Before the scheduler reclaims the temporarily used 10 CPU cores, it also considers
other factors, such as the priority classes, availability, and creation time of the
workloads of root.a
. Therefore, after the pods of nginx3
are scheduled based on the reclaimed 10
CPU cores, two pods are in the running state and the other three are in the pending
state.
- Create a fourth Deployment
nginx4
in namespace4
by using the following YAML template.
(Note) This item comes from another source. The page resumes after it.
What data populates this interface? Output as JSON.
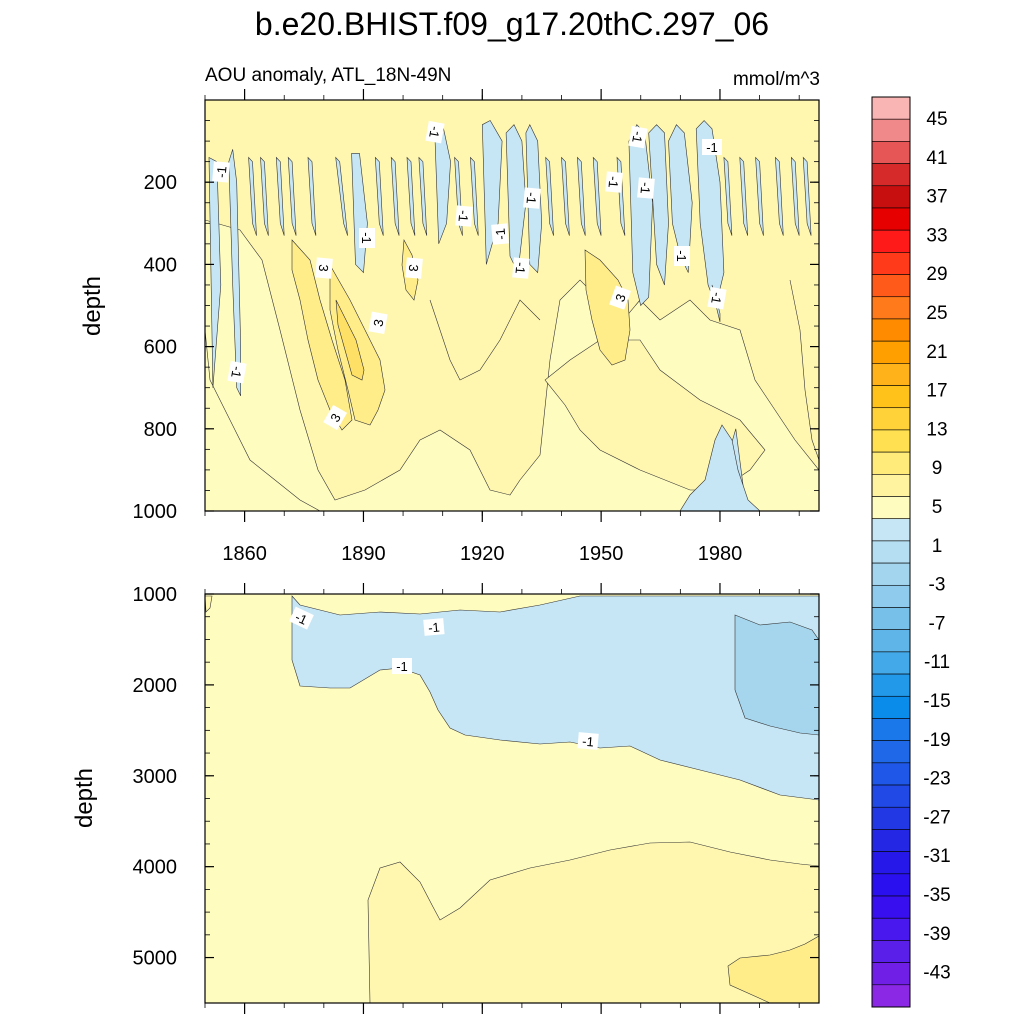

This Deployment runs five pods and each pod
requests five CPU cores. apiVersion: apps/v1
kind: Deployment
metadata:
name: nginx4
namespace: namespace4
labels:
app: nginx4
spec:
replicas: 5
selector:
matchLabels:
app: nginx4
template:
metadata:
name: nginx4
labels:
app: nginx4
spec:
containers:
- name: nginx4
image: nginx
resources:
limits:
cpu: 5
requests:
cpu: 5
- Run the following command to query the states of these pods:
kubectl get pods -n namespace1
Expected output:
NAME READY STATUS RESTARTS AGE
nginx1-744b889544-cgzlr 1/1 Running 0 8m20s
nginx1-744b889544-cwx8l 0/1 Pending 0 55s
nginx1-744b889544-gjkx2 0/1 Pending 0 55s
nginx1-744b889544-nknns 0/1 Pending 0 5m48s
nginx1-744b889544-zr5xz 1/1 Running 0 8m20s
kubectl get pods -n namespace2
Expected output:
NAME READY STATUS RESTARTS AGE
nginx2-556f95449f-cglpv 0/1 Pending 0 3m45s
nginx2-556f95449f-crwk4 1/1 Running 0 9m31s
nginx2-556f95449f-gg6q2 1/1 Running 0 9m31s
nginx2-556f95449f-pvgrl 0/1 Pending 0 8m38s
nginx2-556f95449f-zv8wn 0/1 Pending 0 3m45s
kubectl get pods -n namespace3
Expected output:
NAME READY STATUS RESTARTS AGE
nginx3-578877666-msd7f 1/1 Running 0 8m46s
nginx3-578877666-nfdwv 0/1 Pending 0 8m56s
nginx3-578877666-psszr 0/1 Pending 0 8m57s
nginx3-578877666-xfsss 1/1 Running 0 9m8s
nginx3-578877666-xpl2p 0/1 Pending 0 8m56s
kubectl get pods -n namespace4
Expected output:
nginx4-754b767f45-g9954 1/1 Running 0 4m32s
nginx4-754b767f45-j4v7v 0/1 Pending 0 4m32s
nginx4-754b767f45-jk2t7 0/1 Pending 0 4m32s
nginx4-754b767f45-nhzpf 0/1 Pending 0 4m32s
nginx4-754b767f45-tv5jj 1/1 Running 0 4m32s
Similarly, the minimum number of CPU cores
for root.b.2
is 10
. Therefore, when nginx4
is created, the pods require the minimum resources
. The scheduler reclaims the CPU cores that belong to root.b
and are temporarily used by root.a
. This ensures a minimum of 10 CPU cores
for the pod scheduling of nginx4
.
Before the scheduler reclaims the temporarily used 10 CPU cores, it also considers
other factors, such as the priority classes, availability, and creation time of the
workloads in root.a
. Therefore, after the pods of nginx4
are scheduled based on the reclaimed 10
CPU cores, two pods are in the running state and the other three are in the pending
state.
After all the four Deployments are created, all pods in each namespace are running
with the minimum amount of resources
that are guaranteed for resource quotas.